India isn't a low-trust society. It's a high-verification one
Why Kunal Shah got the evidence right but the diagnosis wrong.
I work in lending, which means I spend most of my time on a single unglamorous question. How do you part with money you may never see again, to someone you have never met?
For years I had a tidy answer, borrowed from Kunal Shah, who frames it better than most. India is a low-trust society. He points to evidence we all recognise. We check the fuel meter reads zero before the attendant starts pumping. We recount the cash the ATM just dispensed. We re-add the restaurant bill by hand before paying it. His explanation is that our sheer diversity makes trust expensive — we find it easy to trust people who share our traits, and difficult to trust people who don’t.
I accepted that framing for a long time. I’ve stopped.
What we call distrust is mostly just verification
Look again at those examples. Checking the meter, recounting the cash, re-totalling the bill — none of them are quite acts of distrust. They are acts of verification. We are not refusing to transact. We are transacting, and checking as we go. The distinction sounds academic until you notice that it inverts the whole diagnosis. A low-trust society avoids the exchange. A high-verification society completes the exchange, but demands proof at every step.
And proof is the thing India has built an extraordinary, almost obsessive infrastructure for. Consider what a single small loan now asks of a borrower. Prove who you are (Aadhaar). Prove you live where you say (address checks). Prove you earn what you claim (bank statements). Prove you’re holding the phone (OTP). Prove it’s really your face (video KYC). Prove you meant to send the money (UPI PIN). We did not respond to a trust deficit by giving up on strangers. We responded by building some of the most elaborate machinery on earth for verifying them.
We ran Fukuyama backwards
Which suggests fintech has been quietly solving a different problem than the one on the label.
In Trust, Francis Fukuyama made an argument economists had circled for decades. Trust is valuable largely because it lowers transaction costs. High-trust societies can transact on a handshake; low-trust ones fall back on detailed contracts and enforcement to do the same work. The usual reading is that trust comes first, and cheap transactions follow.

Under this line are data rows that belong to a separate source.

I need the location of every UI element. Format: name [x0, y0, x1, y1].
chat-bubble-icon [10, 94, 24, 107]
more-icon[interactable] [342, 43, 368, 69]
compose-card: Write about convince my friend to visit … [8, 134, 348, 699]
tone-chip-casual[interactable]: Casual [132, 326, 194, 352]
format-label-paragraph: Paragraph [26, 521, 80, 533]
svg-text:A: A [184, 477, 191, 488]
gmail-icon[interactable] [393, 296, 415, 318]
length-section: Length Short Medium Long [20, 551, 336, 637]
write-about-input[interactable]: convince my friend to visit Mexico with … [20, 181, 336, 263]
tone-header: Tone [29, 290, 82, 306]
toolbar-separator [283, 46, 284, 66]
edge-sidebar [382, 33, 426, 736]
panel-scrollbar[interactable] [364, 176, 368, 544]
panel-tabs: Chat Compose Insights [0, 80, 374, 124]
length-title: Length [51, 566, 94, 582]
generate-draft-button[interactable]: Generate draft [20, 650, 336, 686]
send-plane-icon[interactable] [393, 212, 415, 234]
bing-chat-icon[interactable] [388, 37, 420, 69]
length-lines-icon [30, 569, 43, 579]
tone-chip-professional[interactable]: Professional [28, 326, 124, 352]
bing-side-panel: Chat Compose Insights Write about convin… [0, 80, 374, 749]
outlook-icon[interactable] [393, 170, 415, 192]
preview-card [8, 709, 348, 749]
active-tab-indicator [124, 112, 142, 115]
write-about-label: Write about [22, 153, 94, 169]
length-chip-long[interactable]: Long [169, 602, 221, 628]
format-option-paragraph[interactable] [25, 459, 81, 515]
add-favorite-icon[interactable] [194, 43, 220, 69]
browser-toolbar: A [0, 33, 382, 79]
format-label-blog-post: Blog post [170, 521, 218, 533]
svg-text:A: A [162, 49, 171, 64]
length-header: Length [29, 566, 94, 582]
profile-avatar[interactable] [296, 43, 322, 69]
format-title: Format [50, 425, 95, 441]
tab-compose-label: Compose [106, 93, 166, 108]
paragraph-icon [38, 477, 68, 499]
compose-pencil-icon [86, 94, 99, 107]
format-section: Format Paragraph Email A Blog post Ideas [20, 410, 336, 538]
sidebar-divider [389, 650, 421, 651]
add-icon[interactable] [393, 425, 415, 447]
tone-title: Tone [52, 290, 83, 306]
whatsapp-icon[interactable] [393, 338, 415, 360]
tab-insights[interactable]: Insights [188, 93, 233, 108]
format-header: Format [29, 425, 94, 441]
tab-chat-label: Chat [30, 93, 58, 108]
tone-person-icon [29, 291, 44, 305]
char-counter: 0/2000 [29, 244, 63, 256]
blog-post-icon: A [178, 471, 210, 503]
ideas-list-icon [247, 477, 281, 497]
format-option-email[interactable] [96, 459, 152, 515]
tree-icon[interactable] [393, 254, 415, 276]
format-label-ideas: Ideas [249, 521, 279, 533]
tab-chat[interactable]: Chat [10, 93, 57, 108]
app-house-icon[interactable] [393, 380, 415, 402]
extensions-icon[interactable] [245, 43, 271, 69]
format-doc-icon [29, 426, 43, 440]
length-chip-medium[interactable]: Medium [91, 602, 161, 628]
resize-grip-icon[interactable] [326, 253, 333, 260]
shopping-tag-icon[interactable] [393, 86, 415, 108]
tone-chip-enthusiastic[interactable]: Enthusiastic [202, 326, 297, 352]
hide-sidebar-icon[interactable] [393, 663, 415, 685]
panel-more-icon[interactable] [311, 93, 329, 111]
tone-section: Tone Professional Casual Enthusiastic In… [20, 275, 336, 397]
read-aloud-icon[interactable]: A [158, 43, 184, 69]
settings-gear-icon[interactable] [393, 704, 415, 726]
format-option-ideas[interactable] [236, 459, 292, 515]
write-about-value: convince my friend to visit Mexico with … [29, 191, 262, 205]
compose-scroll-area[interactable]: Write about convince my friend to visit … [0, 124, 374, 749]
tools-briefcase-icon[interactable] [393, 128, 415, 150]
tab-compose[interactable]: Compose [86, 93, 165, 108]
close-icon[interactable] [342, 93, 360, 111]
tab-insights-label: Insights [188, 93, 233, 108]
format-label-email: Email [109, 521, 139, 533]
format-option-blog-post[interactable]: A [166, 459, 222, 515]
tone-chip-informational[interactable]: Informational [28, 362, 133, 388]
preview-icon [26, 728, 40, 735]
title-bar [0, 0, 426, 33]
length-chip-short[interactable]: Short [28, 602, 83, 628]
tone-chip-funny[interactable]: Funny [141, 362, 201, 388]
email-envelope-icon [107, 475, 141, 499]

The machinery we built runs that causation backwards. We did not become more trusting and then transact more freely. We made verification so cheap that the question of trust mostly stopped needing to be asked.
That is what every product I admire actually does. UPI doesn’t persuade you to trust the recipient’s bank; the money simply arrives, and the rails settle it out of sight. Stripe doesn’t convince a developer it’s reliable; payments work, and the proof is the absence of incident. Amazon doesn’t ask a buyer to trust a seller they’ve never heard of; the returns policy closes the loop, so the buyer never has to. In each case the product didn’t manufacture trust. It removed the moment where trust had to be negotiated at all.
Yes, this looks a lot like surveillance
The fair objection is that this isn’t trust, it’s surveillance wearing trust’s clothes. If I only “trust” you because Aadhaar, a bureau, and a face-match algorithm have vouched for you, the warmth has gone out of the word.
It’s a fair point, and I don’t want to wave it away. But notice what it concedes. The behaviour that looks like trust, handing money to a stranger or shipping goods before the payment clears, happens anyway. The lived experience of a high-trust society is people transacting freely with strangers. We are increasingly getting that experience. We’re just getting it through infrastructure rather than disposition.
The lever was never trust
Which raises a more useful question for anyone building here. If trust is downstream of verification cost, then the lever was never “earn trust”, a vague, slow, brand-led project. The lever is making the next proof cheaper than the last. Every point you shave off the cost of verifying someone widens the circle of people you can safely transact with. That is the real story of India’s last decade. Each time we drove the cost of one proof toward zero — identity with Aadhaar, payment with UPI, consent with the Account Aggregator framework — a fresh layer of strangers became reachable.
There’s a catch, and I’d rather not gloss over it. Cheap verification is not free verification, and the costs don’t vanish, they move. They land on the people least able to produce clean proof: the borrower with a thin file, the migrant whose address never matches the database, the worker whose income arrives in cash. For them, a high-verification society can exclude more sharply than a low-trust one, because the door is open but the keys are documents they don’t have. The frontier of this work isn’t more verification. It’s verification that works for people whose lives don’t generate tidy records.
A society that stops noticing
So I’d offer a small amendment to Kunal’s framing, less a correction than a sequel. India isn’t low-trust. It’s pre-verification, a place where trust was historically expensive because checking strangers was expensive, and where the whole fintech project has been an effort to drive that checking cost down.
Maybe that’s how societies actually become higher-trust over time. Not because people grow more virtuous, but because the cost of proof keeps falling — until one day we look up and realise we’ve been trusting strangers all along, and simply stopped noticing the machinery that let us.